The silence grew as they stared at each other, broken only by the sound of their breathing and the breakers beyond. Chase sat up and reached for her arm, but she jerked it away.
“I’m sorry. It’s okay,” he said as he stood. True, he’d come here to snag her, to be the first, but watching those eyes firing, he was entranced.
He tried again. “C’mon, Kya. I said I’m sorry. Let’s just forget it. I’ll take you back to yo’ boat.”
At that she turned and walked across the sand toward the woods. Her long body swaying.
“What’re ya doin’? You can’t walk back from here. It’s miles.”
But she was already in the trees, and ran a crow-route, first inland, then across the peninsula, toward her boat. The area was new to her, but blackbirds guided her across the inland marsh. She didn’t slow for bogs or gullies, splashed right through creeks, jumped logs.
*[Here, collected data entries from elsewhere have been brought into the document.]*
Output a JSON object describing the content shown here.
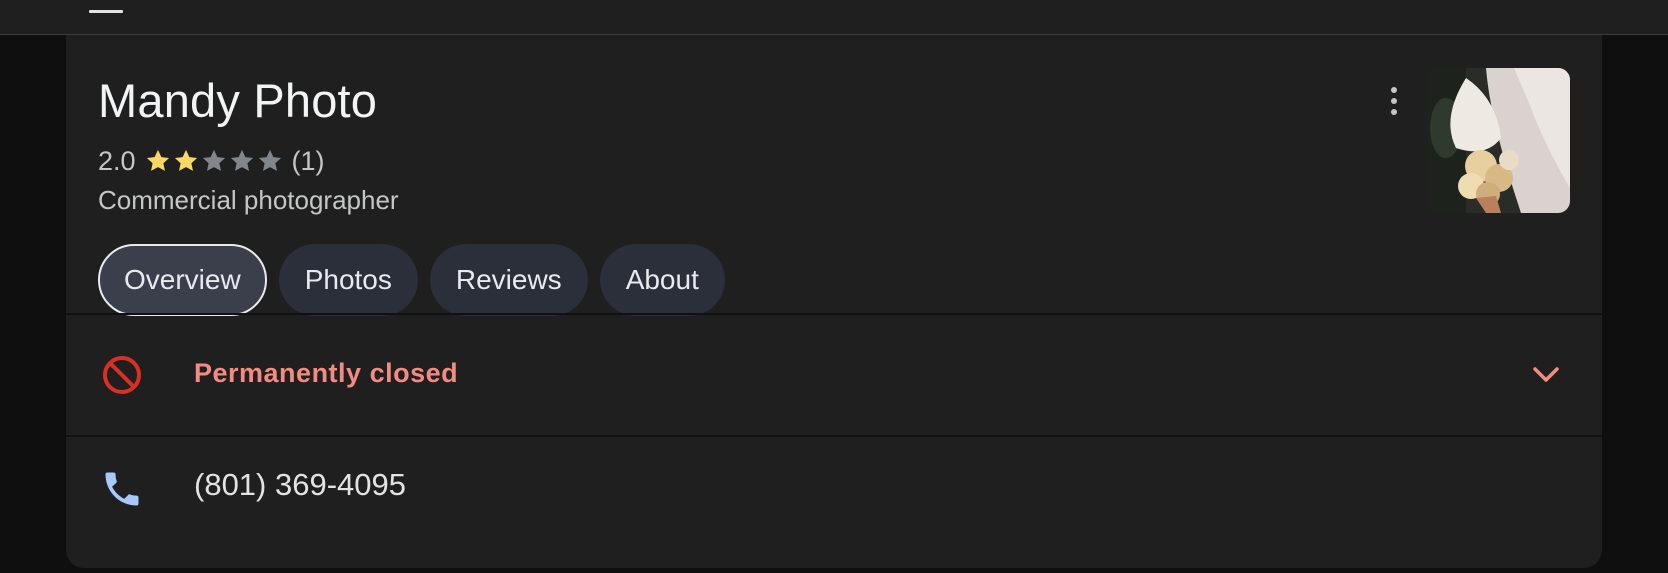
{
  "place": {
    "name": "Mandy Photo",
    "rating_value": "2.0",
    "rating": 2.0,
    "stars_max": 5,
    "review_count": "(1)",
    "category": "Commercial photographer"
  },
  "tabs": [
    {
      "label": "Overview",
      "active": true
    },
    {
      "label": "Photos",
      "active": false
    },
    {
      "label": "Reviews",
      "active": false
    },
    {
      "label": "About",
      "active": false
    }
  ],
  "status": {
    "label": "Permanently closed",
    "icon": "block-icon",
    "color": "#f28b82"
  },
  "phone": {
    "number": "(801) 369-4095",
    "icon": "phone-icon",
    "color": "#a8c7fa"
  },
  "colors": {
    "star_filled": "#fdd663",
    "star_empty": "#80868b",
    "closed_icon": "#d93025"
  }
}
Finally, she bent over and, heaving, fell to her knees. Cussing worn-out words. As long as she ranted, sobs couldn’t surface. But nothing could stop the burning shame and sharp sadness. A simple hope of being with someone, of actually being wanted, of being touched, had drawn her in. But these hurried groping hands were only a
taking
, not a
sharing
or
giving.
She listened for sounds of him coming after her, not sure whether she wanted him to break through the brush and hold her, begging for forgiveness, or not. Raging again at that. Then, spent, she stood and walked the rest of the way to her boat.